JERUSALEM (Sep. 8)
Publication of a secret report addressed to Premier Yitzhak Rabin which recommended that the government adopt a hard line toward Israel’s Arab population, stirred a storm of controversy in the Knesset yesterday and demands for dismissal of a ranking official of the Interior Ministry identified as one of the report’s co-authors.
The document appeared in full yesterday in Al Hamishmar, the Mapam daily, which said it was written by Yisrael Koenig, the Interior Ministry’s representative for northern Israel, Zvi Aldorati, Mayor of Migdal HaEmek, a new development town near Nazareth and two Labor Party members who were unidentified. It was written several months ago and sent unsigned to several persons, including Rabin, and was marked “secret.”
Aides to the Premier said that he never read it and that the suggestions it contained were never seriously considered. But Mapam MK Aharon Efrat demanded that Interior Minister Yosef Burg fire Koenig immediately because he was not fit to deal with a region heavily populated by Arabs.
Efrat’s demand was backed by several other MKs who submitted questions and presented motions for the agenda when the Knesset convened for a special recess session to take up other matters. Another special session was demanded to deal with the revelations by the newspaper.
NUB OF THE ARGUMENT
The issue which flared in public is one that has been vigorously debated behind the scenes in government and Knesset circles ever since Arabs rioted in Galilee last March 30 to protest government land confiscations. The nub of the argument is whether Israel’s Arab population should be given full, equal rights with all other Israeli citizens or whether the government should adopt a tough policy, supporting “positive” Arabs who cooperate with the authorities while cracking down on the “negative” ones.

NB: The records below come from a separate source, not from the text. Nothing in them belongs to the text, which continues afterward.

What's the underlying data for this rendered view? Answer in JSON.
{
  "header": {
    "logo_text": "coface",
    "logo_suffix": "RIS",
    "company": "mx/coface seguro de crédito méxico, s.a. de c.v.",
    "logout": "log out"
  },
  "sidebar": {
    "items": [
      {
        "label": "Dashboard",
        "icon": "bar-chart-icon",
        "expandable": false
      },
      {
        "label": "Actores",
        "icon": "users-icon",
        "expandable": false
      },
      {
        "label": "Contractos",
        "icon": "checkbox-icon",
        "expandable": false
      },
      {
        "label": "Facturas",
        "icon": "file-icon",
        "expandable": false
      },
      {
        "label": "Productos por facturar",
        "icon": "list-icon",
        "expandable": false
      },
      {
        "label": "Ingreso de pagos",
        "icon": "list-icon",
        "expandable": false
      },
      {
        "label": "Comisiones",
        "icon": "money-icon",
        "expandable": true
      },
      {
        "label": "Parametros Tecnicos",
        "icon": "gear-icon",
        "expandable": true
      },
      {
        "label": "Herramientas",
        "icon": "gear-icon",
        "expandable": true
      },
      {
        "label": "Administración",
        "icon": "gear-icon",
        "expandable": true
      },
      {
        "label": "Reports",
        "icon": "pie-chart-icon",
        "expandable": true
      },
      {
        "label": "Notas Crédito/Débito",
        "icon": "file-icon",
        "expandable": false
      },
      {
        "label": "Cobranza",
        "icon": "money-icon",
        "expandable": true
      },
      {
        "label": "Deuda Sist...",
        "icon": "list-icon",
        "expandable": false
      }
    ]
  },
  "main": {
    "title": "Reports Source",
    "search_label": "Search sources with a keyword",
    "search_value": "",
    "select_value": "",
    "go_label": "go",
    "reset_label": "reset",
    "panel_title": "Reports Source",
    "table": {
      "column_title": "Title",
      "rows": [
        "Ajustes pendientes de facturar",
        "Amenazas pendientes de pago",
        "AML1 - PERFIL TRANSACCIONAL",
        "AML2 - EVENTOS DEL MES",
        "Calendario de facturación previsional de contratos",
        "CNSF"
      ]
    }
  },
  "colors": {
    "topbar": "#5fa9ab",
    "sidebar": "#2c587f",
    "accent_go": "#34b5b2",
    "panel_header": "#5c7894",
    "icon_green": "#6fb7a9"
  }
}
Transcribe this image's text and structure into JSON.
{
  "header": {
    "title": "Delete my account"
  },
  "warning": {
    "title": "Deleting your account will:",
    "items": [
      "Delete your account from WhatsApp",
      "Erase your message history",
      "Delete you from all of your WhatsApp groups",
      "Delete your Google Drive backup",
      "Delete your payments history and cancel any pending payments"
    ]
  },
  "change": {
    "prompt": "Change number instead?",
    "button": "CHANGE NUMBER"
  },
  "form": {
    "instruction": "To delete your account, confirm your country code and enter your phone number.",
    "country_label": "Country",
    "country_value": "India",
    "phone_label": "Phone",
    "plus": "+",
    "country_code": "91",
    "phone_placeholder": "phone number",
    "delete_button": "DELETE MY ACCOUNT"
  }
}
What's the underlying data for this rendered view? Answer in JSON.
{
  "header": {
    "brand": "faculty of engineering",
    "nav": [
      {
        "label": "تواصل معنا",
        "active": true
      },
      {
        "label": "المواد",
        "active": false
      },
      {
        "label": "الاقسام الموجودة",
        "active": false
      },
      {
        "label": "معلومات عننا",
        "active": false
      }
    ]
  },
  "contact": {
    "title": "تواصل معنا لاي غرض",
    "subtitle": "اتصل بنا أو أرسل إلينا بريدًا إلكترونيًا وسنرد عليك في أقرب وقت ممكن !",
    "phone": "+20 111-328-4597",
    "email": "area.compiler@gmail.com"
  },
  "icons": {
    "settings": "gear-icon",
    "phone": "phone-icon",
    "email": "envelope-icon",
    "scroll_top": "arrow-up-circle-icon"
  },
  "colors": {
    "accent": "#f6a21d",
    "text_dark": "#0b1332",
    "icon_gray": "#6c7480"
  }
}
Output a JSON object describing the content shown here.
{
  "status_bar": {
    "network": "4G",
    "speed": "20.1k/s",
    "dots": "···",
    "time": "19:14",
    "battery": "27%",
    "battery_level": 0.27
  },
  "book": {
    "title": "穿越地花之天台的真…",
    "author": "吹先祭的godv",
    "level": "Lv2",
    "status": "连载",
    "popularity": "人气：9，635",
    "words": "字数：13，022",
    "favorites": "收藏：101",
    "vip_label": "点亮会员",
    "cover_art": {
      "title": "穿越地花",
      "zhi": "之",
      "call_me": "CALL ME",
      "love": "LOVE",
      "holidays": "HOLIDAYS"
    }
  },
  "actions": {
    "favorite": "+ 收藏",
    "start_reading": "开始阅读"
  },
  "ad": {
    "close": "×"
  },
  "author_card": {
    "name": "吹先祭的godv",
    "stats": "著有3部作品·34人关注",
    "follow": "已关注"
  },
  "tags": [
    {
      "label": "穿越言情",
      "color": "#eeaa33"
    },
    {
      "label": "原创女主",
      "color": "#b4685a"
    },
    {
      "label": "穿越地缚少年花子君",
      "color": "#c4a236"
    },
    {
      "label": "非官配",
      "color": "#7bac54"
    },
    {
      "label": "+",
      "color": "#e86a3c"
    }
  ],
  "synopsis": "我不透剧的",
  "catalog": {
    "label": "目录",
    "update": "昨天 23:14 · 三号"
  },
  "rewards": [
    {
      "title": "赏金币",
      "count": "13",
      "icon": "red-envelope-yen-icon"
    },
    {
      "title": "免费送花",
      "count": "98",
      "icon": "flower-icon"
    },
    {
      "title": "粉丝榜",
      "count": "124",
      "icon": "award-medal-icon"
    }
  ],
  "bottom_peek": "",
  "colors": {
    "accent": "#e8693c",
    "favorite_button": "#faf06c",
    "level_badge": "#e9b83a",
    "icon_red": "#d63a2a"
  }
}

Rabin, and his advisor on Arab affairs, Shmuel Toledano, reportedly favor a liberal policy toward the Arab population. Koenig is a hard-liner whose views are supported in Likud–though with many exceptions–and by certain elements in the Labor Alignment. One of the latter is Aldorati who is a candidate to head the Labor Party’s Arab department.
Koenig, who is in charge of a region where Arabs comprise nearly 50 percent of the population, has been accused by local Arab councils of deliberate discrimination in his handling of complex relationships between the Interior Ministry and Arab municipalities. Koenig claims that he has only implemented the law. Following the March riots, he apparently felt it was time to change what he regarded as a too liberal policy toward the Arabs.
The secret memorandum to Rabin included suggestions that Arab students be encouraged to emigrate, quotas against Arabs in the universities, reduction of State welfare benefits for large Arab families and punishment for Arabs who oppose the government.
VIEWS REJECTED BY MINISTRY
Excerpts from the secret report have appeared in various newspapers during the past few months without attribution. In some cases they reflected the publishers’ belief that the Arabs were indeed a danger; in others, they were used to indicate that an unhealthy atmosphere prevailed among some Interior Ministry officials.
Al Hamishmar, which takes a “doveish” position on Arab affairs, apparently decided to publish the document in full in the hope that it would lead to house-cleaning in the Interior Ministry, meaning that Koenig and his allies would go.
Barely noticed today was a statement by an Interior Ministry spokesman dissociating the Ministry from the views expressed in the document. Observers expect the matter to become a political issue of the first magnitude that will not die down until the elections which are more than a year off.